Shreefal S. Mehta Cambridge University Press, Cambridge, UK; ISBN 978 0 521 87098 6; 2008; 335pp; hardback; £40/$80

The number of bioentrepreneurs and bioentrepreneurship educational programmes are growing throughout the world in response to several converging forces. First, the intersection of new technologies and discoveries in the life sciences, engineering, information technology and materials sciences are creating new commercial opportunities not only in biotechnology, drug discovery and development and medical devices, but also in the emerging ‘clean tech’ worlds of environmental and industrial engineering and nanotechnology, for example. Combination devices, incorporating elements of both drugs and devices, are rapidly appearing. Smart devices with artificial intelligence and embedded software are becoming commonplace.

Secondly, a better understanding of disease at the cellular, subcellular and genetic level has created opportunities to develop new, innovative drug therapies. Bioclusters have formed in virtually every state in the US and most developed countries to accelerate the commercialisation of these discoveries and reap the economic rewards that result. In response to this staggering economic opportunity, and realising that jobs and funding for basic academic research are declining, students at the undergraduate and graduate level whose interest is in science, engineering, technology and mathematics are demanding educational programmes that will provide them with the knowledge, skills and attitudes required to start a bioscience company or find a job in one. As a result, there has been an exponential growth in programmes, such as MD/MBA and PhD/MBA offerings, providing biobusiness education to doctors, life scientists and engineers.

Bioscience commercialisation is different from other technology commercialisation. It is highly regulated, has unique market and reimbursement characteristics, has long product development cycles, consumes enormous amounts of capital, is very risky and requires not only technical expertise, but also a working familiarity with business, financial, legal and regulatory challenges. As such, textbooks that attempt to guide students through the bioscience value creation process need to introduce them to several interdisciplinary concepts as they apply to the ever-growing array of companies attempting to use cellular and molecular processes to solve problems or make products.

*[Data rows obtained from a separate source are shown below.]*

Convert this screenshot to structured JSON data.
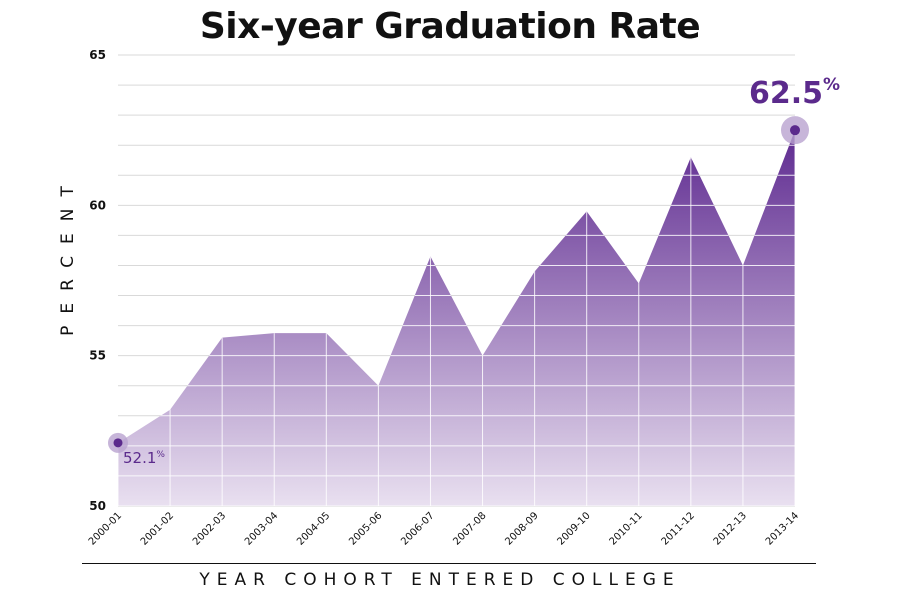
{
  "chart_data": {
    "type": "area",
    "title": "Six-year Graduation Rate",
    "xlabel": "YEAR COHORT ENTERED COLLEGE",
    "ylabel": "PERCENT",
    "ylim": [
      50,
      65
    ],
    "yticks": [
      50,
      55,
      60,
      65
    ],
    "grid": true,
    "categories": [
      "2000-01",
      "2001-02",
      "2002-03",
      "2003-04",
      "2004-05",
      "2005-06",
      "2006-07",
      "2007-08",
      "2008-09",
      "2009-10",
      "2010-11",
      "2011-12",
      "2012-13",
      "2013-14"
    ],
    "values": [
      52.1,
      53.2,
      55.6,
      55.75,
      55.75,
      54.0,
      58.3,
      55.0,
      57.8,
      59.8,
      57.4,
      61.6,
      58.0,
      62.5
    ],
    "start_annotation": {
      "value": "52.1",
      "unit": "%"
    },
    "end_annotation": {
      "value": "62.5",
      "unit": "%"
    },
    "colors": {
      "fill_top": "#5e2a90",
      "fill_bottom": "#e9e0f0",
      "accent": "#5b2a8c",
      "marker": "#5b2a8c",
      "halo": "#b9a3cf"
    }
  }
}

Commercializing Successful Biomedical Technologies’ is such an attempt. Written by Shreefal S. Mehta, a bioscience entrepreneur and professor at the Rensselaer Polytechnic Institute (RPI), the book reflects both the author's experience and his teaching an undergraduate capstone design course at RPI.

The book includes seven chapters describing the essential elements of the author's concept of the bioscience product commercialisation pathway including planning, market research, intellectual property protection, new product development, regulatory approval, manufacturing and reimbursement. While life science ideas rarely progress through this clean sequence in a step-by-step fashion, the model is useful for understanding the different elements of the process. Each chapter includes some suggested exercises for readers, a list of references and additional readings, useful websites, and appendices and relevant black-and-white graphics or sidebars.

This book is written for professionals, students and entrepreneurs who are interested in an introductory text in bioscience technology development and provides readers with an easy to read, concise description of the basics. Instructors and students will find the final chapter on reimbursement, marketing, sales and product liability particularly useful in providing students with a comprehensive overview of the US healthcare reimbursement market, particularly those who come from nonhealthcare background like business, law, computer science and engineering.

Written from the perspective of a US bioentrepreneur, the author makes only superficial mention of other global bioclusters, how they work and the mechanics of non-US healthcare systems. As such, it could be improved by a more in-depth discussion of how globalisation is affecting the development of biotechnologies and how the kinds of challenges entrepreneurs will face when trying to identify foreign resources and markets.

The book is intended to offer the reader a high-level perspective on the bioscience commercialisation process. Consequently, it makes little mention of critical practical skills like securing bioscience venture funding, how to communicate your new idea by crafting a value proposition, an elevator pitch and a business plan pitch, how to recruit and develop the leadership team and how to deal with inevitable bumps in the road like regulatory disapproval, investor issues and product roll-out failures.

In addition, the book links to a publisher website that offers minimal additional material, there are no accompanying media for classroom use, and there are no instructor's copies that could provide some additional pedagogical tools, things that are standard in more and more textbooks, particularly given their cost.

Despite these minor drawbacks, readers who are interested in an introductory overview of bioscience commercialisation will find this book to be a good starting point and a welcomed addition to the growing list of bioentrepreneurship textbooks. Those looking for more hands-on, nuts and bolts advice about how to start, finance and lead a bioscience company should probably look elsewhere.